Sorun şurada: Günay itirazını Kültür Bakanı olarak uhdesine giren bir alanda yapmıyor; kendi ifadesi ile "hepimiz için millî bir sorumluluk" olduğu için yapıyor. Sorulacak soru ise şu: Bakanlar Kurulu üyelerine bakarak söyleyin, bu gerekçenin en çok kimi bağlaması gerekir? Mehmet Akif'e karşı "saygısız" olanlar, "millî sorumluluk"tan yoksun olanlar kimler? Kültür Bakanı dışındaki bakanların tamamı değil mi? Ayrıca Muhsin Yazıcıoğlu'nun na'şını o mekâna defnetmek için toplanan on binlerce insan da aynı saygısızlığı ve sorumsuzluğu işlemiş olmuyor mu? Sonuç ne oluyor? Mehmet Akif'in Safahat'ını birkaç kere hatmetmiş ve ezberine almış, Başbakan dahil AK Partili Bakanlar Kurulu üyelerinden daha fazla "Akif saygısı" konusunda tavizsiz; değme milliyetçiden daha fazla "millî sorumluluk" sahibi bir Ertuğrul Günay karşımıza çıkıyor? Öyle değil mi?
Peki inandırıcı mı? Sol siyasî gelenekten gelen bir politikacının şıracıya şıra satmaya kalkması gibi, milliyetçilik ve muhafazakârlık dersi vermeye kalkması inandırıcı mı? Öbür taraftan sınırları alabildiğince daraltılmış bir siyasî etik çerçevesinin içine bu tavır yerleştirilebilir mi?
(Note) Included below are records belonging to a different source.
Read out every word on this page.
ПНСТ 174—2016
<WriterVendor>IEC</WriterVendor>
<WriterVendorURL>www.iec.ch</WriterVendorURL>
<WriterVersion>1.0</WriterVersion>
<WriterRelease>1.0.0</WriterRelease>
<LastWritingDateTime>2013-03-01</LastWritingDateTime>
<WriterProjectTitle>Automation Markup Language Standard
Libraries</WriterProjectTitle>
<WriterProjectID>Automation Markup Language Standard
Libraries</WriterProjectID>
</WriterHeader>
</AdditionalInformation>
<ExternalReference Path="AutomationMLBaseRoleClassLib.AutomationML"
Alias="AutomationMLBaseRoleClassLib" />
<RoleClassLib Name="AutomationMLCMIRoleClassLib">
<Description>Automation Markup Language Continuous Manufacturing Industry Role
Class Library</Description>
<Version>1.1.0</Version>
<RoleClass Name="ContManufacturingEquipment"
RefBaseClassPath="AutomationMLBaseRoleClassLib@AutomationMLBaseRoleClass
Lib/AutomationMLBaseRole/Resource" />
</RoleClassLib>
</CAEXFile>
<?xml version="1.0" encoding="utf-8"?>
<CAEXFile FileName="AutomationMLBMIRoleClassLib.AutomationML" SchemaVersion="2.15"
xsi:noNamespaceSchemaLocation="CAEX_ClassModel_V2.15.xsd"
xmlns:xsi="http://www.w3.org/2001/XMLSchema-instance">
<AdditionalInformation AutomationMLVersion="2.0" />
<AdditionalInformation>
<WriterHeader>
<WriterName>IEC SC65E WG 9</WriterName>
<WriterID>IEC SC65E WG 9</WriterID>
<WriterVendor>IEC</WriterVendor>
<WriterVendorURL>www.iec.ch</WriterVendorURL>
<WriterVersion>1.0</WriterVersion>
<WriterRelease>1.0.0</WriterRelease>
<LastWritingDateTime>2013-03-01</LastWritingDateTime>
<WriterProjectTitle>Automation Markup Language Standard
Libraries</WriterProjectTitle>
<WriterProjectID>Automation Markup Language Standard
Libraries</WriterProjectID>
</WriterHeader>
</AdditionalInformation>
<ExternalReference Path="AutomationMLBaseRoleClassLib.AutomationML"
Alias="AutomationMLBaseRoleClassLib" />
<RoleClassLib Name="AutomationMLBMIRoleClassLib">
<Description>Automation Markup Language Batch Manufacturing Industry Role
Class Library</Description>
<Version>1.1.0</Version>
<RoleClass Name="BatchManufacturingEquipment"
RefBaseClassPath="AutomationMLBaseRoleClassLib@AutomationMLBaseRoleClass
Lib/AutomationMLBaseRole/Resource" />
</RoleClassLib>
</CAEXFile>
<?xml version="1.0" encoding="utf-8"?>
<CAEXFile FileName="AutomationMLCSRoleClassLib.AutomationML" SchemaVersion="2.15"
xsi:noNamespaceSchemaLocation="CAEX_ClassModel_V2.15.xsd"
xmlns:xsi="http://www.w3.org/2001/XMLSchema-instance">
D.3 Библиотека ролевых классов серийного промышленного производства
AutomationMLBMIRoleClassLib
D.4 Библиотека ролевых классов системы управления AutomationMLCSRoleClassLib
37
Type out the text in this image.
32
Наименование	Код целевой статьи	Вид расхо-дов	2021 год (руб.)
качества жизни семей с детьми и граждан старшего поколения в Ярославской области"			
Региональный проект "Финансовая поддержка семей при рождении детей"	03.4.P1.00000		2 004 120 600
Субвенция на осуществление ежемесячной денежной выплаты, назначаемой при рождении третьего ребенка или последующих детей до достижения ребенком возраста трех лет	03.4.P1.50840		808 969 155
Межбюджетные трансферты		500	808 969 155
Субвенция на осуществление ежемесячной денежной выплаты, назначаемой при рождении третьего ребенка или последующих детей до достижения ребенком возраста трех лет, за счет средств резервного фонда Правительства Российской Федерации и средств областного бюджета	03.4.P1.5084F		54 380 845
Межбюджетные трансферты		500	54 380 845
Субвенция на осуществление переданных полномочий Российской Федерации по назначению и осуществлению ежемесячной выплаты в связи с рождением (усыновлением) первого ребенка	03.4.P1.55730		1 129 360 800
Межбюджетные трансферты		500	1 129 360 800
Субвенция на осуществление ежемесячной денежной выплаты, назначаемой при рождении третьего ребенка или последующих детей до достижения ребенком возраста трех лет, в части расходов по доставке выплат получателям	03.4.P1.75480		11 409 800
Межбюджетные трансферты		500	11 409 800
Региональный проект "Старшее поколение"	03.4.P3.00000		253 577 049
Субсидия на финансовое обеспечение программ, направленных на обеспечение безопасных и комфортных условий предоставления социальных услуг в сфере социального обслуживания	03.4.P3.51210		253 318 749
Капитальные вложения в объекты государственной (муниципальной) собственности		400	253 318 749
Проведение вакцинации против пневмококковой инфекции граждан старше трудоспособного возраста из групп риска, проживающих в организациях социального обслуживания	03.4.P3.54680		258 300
Ertuğrul Günay'ın, Ergenekon zanlıları hakkında yaptığı açıklama için de benzer sorular akla geliyor. Önceki gün, Günay'ın "görmezden gel" çağrısının yargıya açık bir müdahale olduğunu ve suç teşkil ettiğini yazmıştım. Sonrasında gelen açıklama metnini ölçüp biçmek ve bir hükme varmak için başvurulacak tek araç, benim başlığa aldığım kelime. Günay, söylediklerini reddetmiyor. İki farklı hedef kitleye, iki farklı açıklama yapıyor. Birinde yargıya müdahale edip, Ergenekon sanıklarına sahip çıkıyor; öbüründe hukuka sahip çıkıp Ergenekon'dan şikâyet ediyor. Üstelik, Ergenekon davasına açıkça müdahale eden tek bakan sıfatıyla, bu sürecin "AK Parti aleyhine işlediğini" söylüyor. Yani? AK Parti'nin bu sürece müdahil olduğunu ve Ergenekon soruşturmasını bir intikam aracına dönüştürdüğünü iddia etmiş oluyor. Söyleyen kim? Geçen sene Başsavcılığın açtığı AK Parti kapatma davasını, "Ergenekon'un rövanşı" olarak tanımlayan bakan değil mi?
Siyaset akıl ve mantık işi. Ne Ergenekon ne de Taceddin Dergâhı Günay'ın umurunda değil. Ertuğrul Günay'ın söylediklerini ve gerekçelerini, makûl bir şekilde yan yana getirebilmek için müracaat edilecek tek mantık var: Başlığa aldığım kelimenin mantığı.